WVU professor: Coal's future stable but could change long-term

By Kyla Asbury | May 23, 2018

MORGANTOWN — There is a future for coal in West Virginia, but the question of how it will change remains to be determined, according to one expert.

MORGANTOWN — There is a future for coal in West Virginia, but the question of how it will change remains to be determined, according to one expert.

Brian Lego, a professor at West Virginia University and forecaster for the Bureau of Business and Economic Research, said the simple answer is that yes, there is a future for coal.

"The question is how big of a future is it going to be relative to the past," Lego said. "I think that the easy answer there is that it's going to be smaller than what it was in the past.

Lego said the nation looking at an industry that's going to be a fraction of what it was five years ago.


Brian Lego   WVU

"If you look at the industry in 2018, it's in a better spot than it was two years ago," Lego said. "Two years ago was the absolute basement, kind of the rock bottom as far as the industry was doing at that time."

Lego said at that time, everything was working against coal.

"There was a weak international market and weak electric power demand because you had issues of regulatory constraints, as well as the competition from natural gas and renewable sources," Lego said. "Those things still affect the industry. But the one thing that has changed since then has been the international market--it has improved a great deal."

Lego said the crux of the industry's future is the health of the international market.

"If you look at the domestic market, what's left for coal produced here in West Virginia, the markets toward coal have become a lot smaller because you have fewer power plants that are burning coal because they either have retired or have converted to other sources of fuel and the emergence of other energy sources," he said. "These things have shrunk in size in the terms of the domestic market."
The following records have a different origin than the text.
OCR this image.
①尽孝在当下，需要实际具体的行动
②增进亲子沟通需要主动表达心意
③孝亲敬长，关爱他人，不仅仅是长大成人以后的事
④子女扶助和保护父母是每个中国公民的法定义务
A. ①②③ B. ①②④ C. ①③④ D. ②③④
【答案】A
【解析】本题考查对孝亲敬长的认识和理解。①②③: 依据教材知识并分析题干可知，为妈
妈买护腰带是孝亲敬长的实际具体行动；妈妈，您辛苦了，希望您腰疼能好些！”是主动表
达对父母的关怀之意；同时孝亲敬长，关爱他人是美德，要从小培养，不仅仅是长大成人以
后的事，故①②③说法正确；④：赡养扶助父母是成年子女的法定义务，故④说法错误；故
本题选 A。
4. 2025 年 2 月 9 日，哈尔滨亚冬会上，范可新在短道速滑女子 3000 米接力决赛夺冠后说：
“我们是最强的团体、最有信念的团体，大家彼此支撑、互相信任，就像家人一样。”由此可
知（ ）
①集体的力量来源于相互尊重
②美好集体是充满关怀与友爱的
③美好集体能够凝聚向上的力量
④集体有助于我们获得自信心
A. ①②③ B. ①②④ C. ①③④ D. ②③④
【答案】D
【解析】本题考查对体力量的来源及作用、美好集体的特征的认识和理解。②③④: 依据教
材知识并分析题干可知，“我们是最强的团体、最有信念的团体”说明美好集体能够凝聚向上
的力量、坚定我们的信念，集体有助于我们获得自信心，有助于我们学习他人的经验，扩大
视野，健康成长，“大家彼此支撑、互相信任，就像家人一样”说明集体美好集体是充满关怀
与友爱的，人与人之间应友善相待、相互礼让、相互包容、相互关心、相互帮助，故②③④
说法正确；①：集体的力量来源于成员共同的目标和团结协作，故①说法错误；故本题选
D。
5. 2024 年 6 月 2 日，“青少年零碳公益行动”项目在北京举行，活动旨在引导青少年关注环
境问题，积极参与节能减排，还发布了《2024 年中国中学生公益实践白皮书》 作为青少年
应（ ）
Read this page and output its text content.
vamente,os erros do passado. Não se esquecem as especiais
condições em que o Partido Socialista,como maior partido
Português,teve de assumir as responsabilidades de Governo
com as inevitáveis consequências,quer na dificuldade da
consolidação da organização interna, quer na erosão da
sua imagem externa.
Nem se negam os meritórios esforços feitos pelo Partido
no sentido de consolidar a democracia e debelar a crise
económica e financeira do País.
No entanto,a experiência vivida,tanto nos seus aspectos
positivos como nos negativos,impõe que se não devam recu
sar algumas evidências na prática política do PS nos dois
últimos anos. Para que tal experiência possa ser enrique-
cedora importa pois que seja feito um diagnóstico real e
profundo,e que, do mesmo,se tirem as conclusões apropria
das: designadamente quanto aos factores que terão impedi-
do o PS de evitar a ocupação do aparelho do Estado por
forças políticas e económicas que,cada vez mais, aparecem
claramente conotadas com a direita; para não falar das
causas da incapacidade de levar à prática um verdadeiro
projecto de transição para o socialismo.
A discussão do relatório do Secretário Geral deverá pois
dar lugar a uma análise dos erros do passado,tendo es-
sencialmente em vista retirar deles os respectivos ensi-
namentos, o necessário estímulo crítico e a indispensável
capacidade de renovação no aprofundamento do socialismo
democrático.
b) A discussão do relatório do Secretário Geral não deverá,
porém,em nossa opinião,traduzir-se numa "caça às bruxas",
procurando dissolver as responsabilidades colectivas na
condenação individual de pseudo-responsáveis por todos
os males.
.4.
The professor said demand for thermal coal burned in power plants in India, China and other parts of the world, as well as metallurgical coal that is used to produce steel, which is in demand in other countries, is rapidly growing and helping to develop economies.

Lego said, over the next five to 10 years, what could impact coal produced in West Virginia involves coal-fired power plants.

"If you look at a lot of the coal-fired power plants that we have left in the U.S., the most recent one was completed in 2012 and that one is considered brand new," he Lego said. "The rest of the large ones that remain in service were built in the 1970s or even earlier."

Lego said the older coal-fired power plants are getting to the point in their life cycle where they will need to be retired or refurbished.

"That creates another issue because you don't see a lot of coal-fired power plants being built now because there are a lot of things working against that," Lego said.

He said the time it takes to build one, along with legal issues and finance and capital markets.

"There are a lot of things working against the possibility of even replacing the capacity that will be retiring with new capacity that uses coal as a source to generate electricity," he said.  "You're going to lose it on net over the long term. The question remains how much, which remains to be seen."